Effects of expanded allocation programmes and organ and recipient quality metrics on transplant‐related costs in kidney transplantation – an institutional analysis
Author(s) -
Dziodzio Tomasz,
Jara Maximilian,
Hardt Juliane,
Weiss Sascha,
Ritschl Paul Viktor,
Denecke Christian,
Biebl Matthias,
Gerlach Undine,
Reinke Petra,
Pratschke Johann,
Öllinger Robert
Publication year - 2019
Publication title -
transplant international
Language(s) - English
Resource type - Journals
SCImago Journal Rank - 0.998
H-Index - 82
eISSN - 1432-2277
pISSN - 0934-0874
DOI - 10.1111/tri.13463
Subject(s) - medicine , transplantation , kidney transplantation , health care , kidney , healthcare system , kidney transplant , renal transplant , emergency medicine , intensive care medicine , urology , surgery , economics , economic growth
Summary Expansions of donor pools have a controversial impact on healthcare expenditures.
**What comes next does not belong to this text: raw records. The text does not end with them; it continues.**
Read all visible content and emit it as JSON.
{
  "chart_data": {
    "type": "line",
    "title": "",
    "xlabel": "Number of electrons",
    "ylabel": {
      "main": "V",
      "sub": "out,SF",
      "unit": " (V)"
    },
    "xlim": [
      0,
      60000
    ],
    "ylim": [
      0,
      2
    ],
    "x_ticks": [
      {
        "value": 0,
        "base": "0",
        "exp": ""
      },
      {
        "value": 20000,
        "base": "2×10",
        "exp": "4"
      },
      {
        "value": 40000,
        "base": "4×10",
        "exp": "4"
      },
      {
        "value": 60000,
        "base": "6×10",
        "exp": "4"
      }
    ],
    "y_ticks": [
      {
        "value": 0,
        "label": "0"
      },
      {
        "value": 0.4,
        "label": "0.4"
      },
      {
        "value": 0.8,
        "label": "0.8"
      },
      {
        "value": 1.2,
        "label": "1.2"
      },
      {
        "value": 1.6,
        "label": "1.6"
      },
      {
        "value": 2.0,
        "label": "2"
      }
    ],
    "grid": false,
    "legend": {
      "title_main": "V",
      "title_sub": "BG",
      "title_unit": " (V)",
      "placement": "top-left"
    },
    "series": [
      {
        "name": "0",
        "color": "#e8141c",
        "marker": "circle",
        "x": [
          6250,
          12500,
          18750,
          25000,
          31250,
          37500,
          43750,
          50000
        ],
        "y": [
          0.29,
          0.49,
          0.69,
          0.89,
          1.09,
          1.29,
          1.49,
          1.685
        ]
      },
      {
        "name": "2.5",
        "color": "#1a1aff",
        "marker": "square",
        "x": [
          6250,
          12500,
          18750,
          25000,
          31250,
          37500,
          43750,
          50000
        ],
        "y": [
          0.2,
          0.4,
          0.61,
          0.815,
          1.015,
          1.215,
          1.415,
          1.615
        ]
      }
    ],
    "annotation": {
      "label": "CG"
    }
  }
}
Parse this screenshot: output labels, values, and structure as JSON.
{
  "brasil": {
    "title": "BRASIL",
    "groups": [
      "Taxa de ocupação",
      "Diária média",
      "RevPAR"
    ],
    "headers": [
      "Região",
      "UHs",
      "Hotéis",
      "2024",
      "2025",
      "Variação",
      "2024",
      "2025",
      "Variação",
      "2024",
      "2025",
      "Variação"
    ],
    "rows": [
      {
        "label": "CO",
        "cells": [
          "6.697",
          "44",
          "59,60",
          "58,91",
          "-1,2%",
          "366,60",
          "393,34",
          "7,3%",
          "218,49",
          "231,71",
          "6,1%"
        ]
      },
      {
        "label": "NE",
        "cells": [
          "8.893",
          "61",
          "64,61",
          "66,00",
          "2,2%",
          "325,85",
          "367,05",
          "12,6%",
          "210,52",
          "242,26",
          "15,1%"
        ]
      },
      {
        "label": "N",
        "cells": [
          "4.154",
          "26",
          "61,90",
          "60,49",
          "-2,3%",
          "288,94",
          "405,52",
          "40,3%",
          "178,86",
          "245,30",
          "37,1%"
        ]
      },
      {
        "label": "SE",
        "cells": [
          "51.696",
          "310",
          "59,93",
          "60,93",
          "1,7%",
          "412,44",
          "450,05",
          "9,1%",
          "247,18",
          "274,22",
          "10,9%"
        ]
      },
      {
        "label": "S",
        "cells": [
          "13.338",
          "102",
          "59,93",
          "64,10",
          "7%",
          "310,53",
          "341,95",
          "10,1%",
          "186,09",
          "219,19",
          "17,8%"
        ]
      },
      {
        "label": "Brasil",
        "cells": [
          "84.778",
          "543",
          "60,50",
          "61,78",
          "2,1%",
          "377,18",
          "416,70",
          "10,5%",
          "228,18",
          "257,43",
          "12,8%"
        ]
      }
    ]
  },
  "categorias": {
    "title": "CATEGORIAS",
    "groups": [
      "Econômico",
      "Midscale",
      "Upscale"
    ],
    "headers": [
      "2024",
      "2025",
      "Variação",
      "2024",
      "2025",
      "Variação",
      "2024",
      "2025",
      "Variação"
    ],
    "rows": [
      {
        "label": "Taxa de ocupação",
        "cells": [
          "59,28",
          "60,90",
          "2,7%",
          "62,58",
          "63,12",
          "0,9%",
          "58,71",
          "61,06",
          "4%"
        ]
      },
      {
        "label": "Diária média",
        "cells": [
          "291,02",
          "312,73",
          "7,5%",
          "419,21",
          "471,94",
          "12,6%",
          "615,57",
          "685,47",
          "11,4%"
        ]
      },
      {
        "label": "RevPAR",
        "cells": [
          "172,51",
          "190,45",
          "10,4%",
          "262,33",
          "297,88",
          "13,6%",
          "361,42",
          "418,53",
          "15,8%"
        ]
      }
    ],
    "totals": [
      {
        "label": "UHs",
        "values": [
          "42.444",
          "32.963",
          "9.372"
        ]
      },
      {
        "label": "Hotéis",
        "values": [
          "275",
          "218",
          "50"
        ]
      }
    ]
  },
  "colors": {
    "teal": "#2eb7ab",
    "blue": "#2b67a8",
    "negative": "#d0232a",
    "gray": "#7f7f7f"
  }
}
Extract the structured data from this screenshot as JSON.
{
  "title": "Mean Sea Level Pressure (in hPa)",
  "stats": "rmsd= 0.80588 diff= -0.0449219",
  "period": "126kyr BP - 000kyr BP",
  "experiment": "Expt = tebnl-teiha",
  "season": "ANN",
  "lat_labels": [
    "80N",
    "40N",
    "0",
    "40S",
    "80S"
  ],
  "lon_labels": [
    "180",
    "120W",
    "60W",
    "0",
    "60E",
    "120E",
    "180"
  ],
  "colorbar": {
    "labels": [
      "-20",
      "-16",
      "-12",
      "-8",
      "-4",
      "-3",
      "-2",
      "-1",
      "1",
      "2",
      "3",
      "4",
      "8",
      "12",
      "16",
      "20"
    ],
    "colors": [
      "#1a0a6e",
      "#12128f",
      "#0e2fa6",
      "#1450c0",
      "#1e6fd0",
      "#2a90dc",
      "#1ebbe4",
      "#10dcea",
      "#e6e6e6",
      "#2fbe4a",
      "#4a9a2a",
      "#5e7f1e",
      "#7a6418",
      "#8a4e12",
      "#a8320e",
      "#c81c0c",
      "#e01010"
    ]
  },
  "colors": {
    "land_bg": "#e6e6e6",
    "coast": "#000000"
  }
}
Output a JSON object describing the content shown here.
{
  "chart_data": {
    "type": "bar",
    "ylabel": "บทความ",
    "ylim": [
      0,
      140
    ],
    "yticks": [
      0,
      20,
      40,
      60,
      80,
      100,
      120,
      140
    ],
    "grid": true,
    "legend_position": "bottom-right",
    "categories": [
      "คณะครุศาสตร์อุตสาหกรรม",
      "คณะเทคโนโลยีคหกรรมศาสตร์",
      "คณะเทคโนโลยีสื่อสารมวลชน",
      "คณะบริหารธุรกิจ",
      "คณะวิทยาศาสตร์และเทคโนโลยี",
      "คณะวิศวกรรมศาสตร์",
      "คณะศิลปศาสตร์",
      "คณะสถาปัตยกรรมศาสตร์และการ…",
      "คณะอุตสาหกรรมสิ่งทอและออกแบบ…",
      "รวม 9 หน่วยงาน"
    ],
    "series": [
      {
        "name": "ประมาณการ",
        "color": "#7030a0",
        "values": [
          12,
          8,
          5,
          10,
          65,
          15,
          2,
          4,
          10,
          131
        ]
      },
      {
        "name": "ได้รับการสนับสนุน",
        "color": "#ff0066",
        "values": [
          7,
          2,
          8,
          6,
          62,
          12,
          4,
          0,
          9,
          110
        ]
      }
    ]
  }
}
The aim of this study was to investigate the emerging costs of expanded criteria donor (ECD) kidney transplantations (KT) and to identify independent risk factors for increased transplant‐related costs. We present a retrospective explorative analysis of hospital costs and reimbursements of KTs performed between 2012 and 2016 in a German university hospital. A total of 174 KTs were examined, including 92 (52.9%) ECD organ transplantations. The ECD group comprised 43 (24.7%) ‘old‐for‐old’ transplantations. Median healthcare costs were 19 570€ (IQR 18 735–27 405€) in the standard criteria donor (SCD) group versus 25 478€ (IQR 19 957–29 634€) in the ECD group (+30%; P = 0.076). ‘Old‐for‐old’ transplantations showed the highest healthcare expenditures [26 702€ (19 570–33 940€)]. Irrespective of the allocation group, transplant‐related costs increased significantly in obese (+6221€; P = 0.009) and elderly recipients (+6717€; P = 0.019), in warm ischaemia time exceeding 30 min (+3212€; P = 0.009) and in kidneys with DGF or surgical complications (+8976€ and +10 624€; both P < 0.001). Transplantation of ECD organs is associated with incremental costs, especially in elderly and obese recipients. A critical patient selection, treatment of obesity before KT and keeping warm ischaemia times short seem to be crucial, in order to achieve a cost‐effective KT regardless of the allocation group.